# Stecker an Notebook-Mainboard abgerissen



## 60jam (14. Juli 2012)

Hallo zusammen,
Mir ist bei meinem Acer Aspire 5530G (Notebook) beim Abnehmen der Tastatur der Stecker vom Mainboards abgerissen. Nun hat dieser Stecker 16 kleine Kontakte, diese pins waren mit rotem Zeugs, das ich leider überhaupt nicht zuordnen kann, mit den entsprechenden 16 Kontakten am Mainboard "verklebt".
Da ich ungern auf meine Laptop-Tastatur verzichte: Kann mir jemand sagen, was für rotes Zeugs das ist, bzw. Wie ich es wieder reparieren kann?

Im Anhang noch ein paar bilder


----------



## Combi (14. Juli 2012)

kannst du mal schärfere bilder machen,vor allem mit ner besseren quali und auflösung,so sieht man echt nicht viel...


----------



## Cuddleman (14. Juli 2012)

Soweit ich den Bildern folgen kann, sind die "Lötstellen", die die lösbare Klemmleiste mit dem Mainboard verbinden, abgerissen.

Das flache Printkabel, welches sich vorher in der Klemmleiste befand, ist hoffentlich, in Ordnung!

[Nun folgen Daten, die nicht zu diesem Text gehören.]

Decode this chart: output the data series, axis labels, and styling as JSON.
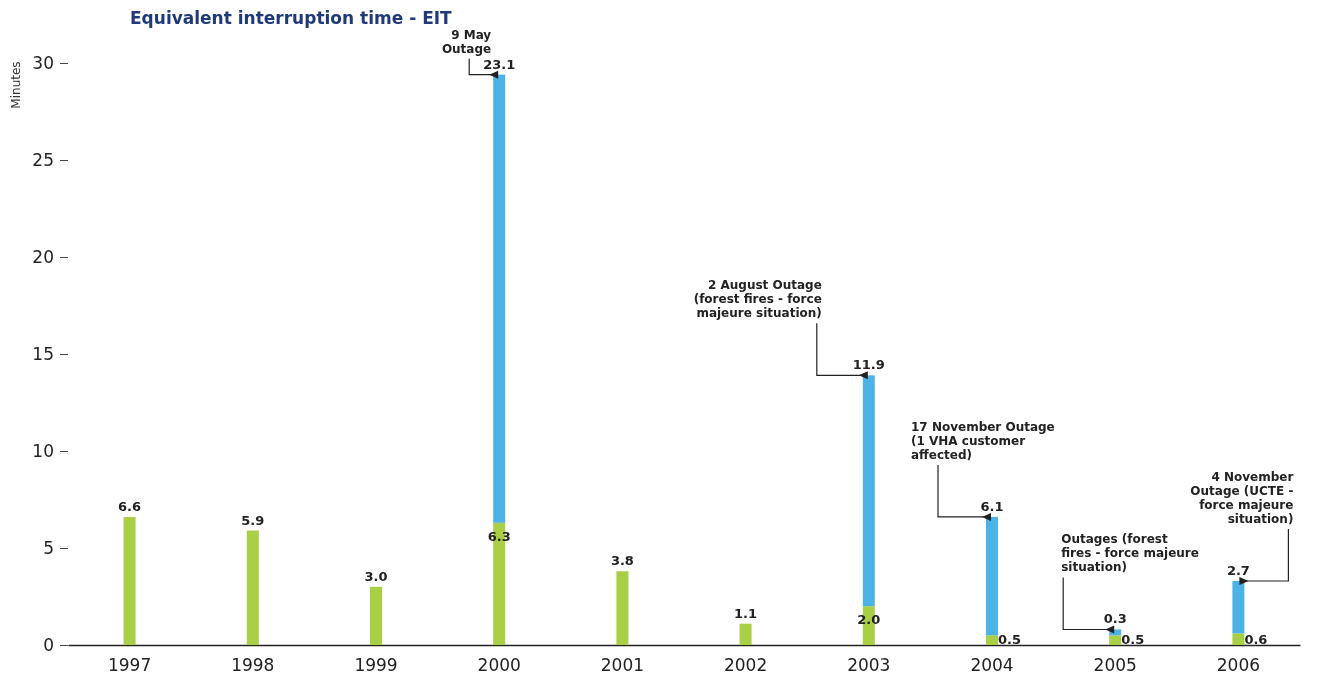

Das "rote Zeugs" sorgfälltig, gründlich von den Kontakten auf dem MB und der Klemmleiste entfernen. 
Für die MB-Kontakte, ein "Putzflies für Kupferfittings/heizungsrohre, aus dem Baumarkt verwenden. (nicht vergleichbare Putzkraft mit Haushaltsputzschwämmchen)
Mit einer Lötspitze an einem 30W Lötkolben und Silberlot, kann man mit viel Fingerspitzengefühl die Klemmleiste wieder verlöten. 
Dabei peniebel darauf achten, das keine Lötbrücken zwischen den einzelnen Kontakten, oder umliegenden Bauteilen, bzw. Leiterbahnen entstehen, sonst funktioniert das Ganze nicht! 
Verwende Sekundenkleber-Gel, oder zwei "Perlen" Montagekleber z.B. von "Patex".
Die Verklebung vor dem Löten ausführen, da diese gleichzeitig auch die Fixierung zum Löten bewerkstelligt!
Keinen Kleber an, bzw. zwischen die Lötstellen einbringen, auch nicht versehentlich, da sonst die Lötstellen nicht korrekt ausführbar sind!
In dem Fall, das die unter der Klemmleiste befindliche Leiterbahnen mit abgerissen sind, sollten diese vor dem Fixieren der Klemmleiste, sauber mit Silberlot an den Trennstellen, oder mit einem dünnen blanken lötbaren Draht, überbrückt werden. 

Bei sorgfälltiger Arbeit sollte alles anschließend funktionieren, soweit nicht noch anderweitige Beschädigungen vorliegen!


----------



## 60jam (14. Juli 2012)

Ersteinmal besten Dank für die Hilfe.
Denke, dass das Löten extrem schwer wird, aber machbar ist.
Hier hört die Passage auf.